Satu manusia tidak akan sama dengan manusia lain. Semua punya khasnya sendiri menjadi aku, "dirinya sendiri", kharismanya sendiri, dan idealismenya sendiri, dan menjadi kerangka berpikir sebagai penulis romantik atau klasik di dalam setiap ideologi-ideolginya sendiri.

Justru menjadi pertanyaannya manusia kini adalah mengapa tidak "sama" semua preferensi manusia itu? Jika sama, "supaya tidak ada perbedaan diantara kita". Bisa bekerjasama dengan baik, berhubungan baik dan bersinergi dalam kehidupan. Tunggu, apakah dalam realitasnya sama adalah baik?

Tetapi akankah sama membuat indah pada akhirnya? Aku menjadi sangat curiga. Aku berpikir bagaimana kuatnya teologisasi yang terjadi di Indonesia saat kini, di mana Indonesia mayoritas penduduknya adalah beragama Islam. Tidak dapat dipungkiri, Islam indonesai pun seakan mencari beda dalam identitasnya.

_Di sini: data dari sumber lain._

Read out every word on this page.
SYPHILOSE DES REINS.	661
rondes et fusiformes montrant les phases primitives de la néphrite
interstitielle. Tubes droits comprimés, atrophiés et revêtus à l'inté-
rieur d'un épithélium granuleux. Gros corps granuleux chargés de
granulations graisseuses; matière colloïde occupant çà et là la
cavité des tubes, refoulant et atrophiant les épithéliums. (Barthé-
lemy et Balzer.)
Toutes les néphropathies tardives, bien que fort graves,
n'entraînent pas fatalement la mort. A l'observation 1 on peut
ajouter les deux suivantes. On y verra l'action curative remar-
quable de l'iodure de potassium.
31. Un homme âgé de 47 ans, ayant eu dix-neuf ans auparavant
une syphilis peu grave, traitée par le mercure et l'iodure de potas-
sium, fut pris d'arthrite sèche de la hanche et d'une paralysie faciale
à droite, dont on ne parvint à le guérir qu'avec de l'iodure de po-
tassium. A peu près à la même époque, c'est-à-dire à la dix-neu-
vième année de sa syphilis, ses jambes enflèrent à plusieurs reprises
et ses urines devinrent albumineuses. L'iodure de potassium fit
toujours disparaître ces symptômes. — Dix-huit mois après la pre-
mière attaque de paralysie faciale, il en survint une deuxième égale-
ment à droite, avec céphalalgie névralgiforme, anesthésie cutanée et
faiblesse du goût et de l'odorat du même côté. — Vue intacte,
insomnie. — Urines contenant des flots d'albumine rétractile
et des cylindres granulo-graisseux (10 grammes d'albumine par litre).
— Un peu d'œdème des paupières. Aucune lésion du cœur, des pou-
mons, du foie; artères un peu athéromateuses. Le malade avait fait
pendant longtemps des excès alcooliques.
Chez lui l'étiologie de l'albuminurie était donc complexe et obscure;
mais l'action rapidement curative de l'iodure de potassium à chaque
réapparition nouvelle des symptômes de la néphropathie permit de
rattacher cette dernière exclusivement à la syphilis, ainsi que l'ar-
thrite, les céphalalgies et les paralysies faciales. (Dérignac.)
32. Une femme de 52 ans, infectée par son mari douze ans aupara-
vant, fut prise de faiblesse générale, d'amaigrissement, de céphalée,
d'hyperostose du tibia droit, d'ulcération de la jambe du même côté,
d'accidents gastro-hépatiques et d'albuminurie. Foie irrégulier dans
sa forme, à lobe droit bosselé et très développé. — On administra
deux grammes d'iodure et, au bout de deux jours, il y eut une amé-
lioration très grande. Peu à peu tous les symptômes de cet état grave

Mazab ajaran yang berbeda, organisasi masyarakat atas nama golongan yang dibedakan, juga bagaimana orang menyebut "tidak sama" dalam semesta beragama kita kali ini. 

Di sudut sana yang masih toleran dianggap sebagai Moderat, dan yang keras cenerung bersikap anarkis terhadap yang beda disebut dengan Radikal. Sayangnya sepertinya "sama" adalah suatu keniscayaan.

Memang benar tepat, yang membuat kita berhasil atau gagal menjalani hidup ini adalah diri kita sendiri, "bukan dalih preferensi kita akan teologis maupun ideologi". 

Tetapi apakah kegagalan menurut logika formal manusia bisa menjadi rujukan? Saya kira keadaan ini adalah keadaan bulan madu bagi para pemangku kepentingan teologis dari elit-elit negara di dalamnya.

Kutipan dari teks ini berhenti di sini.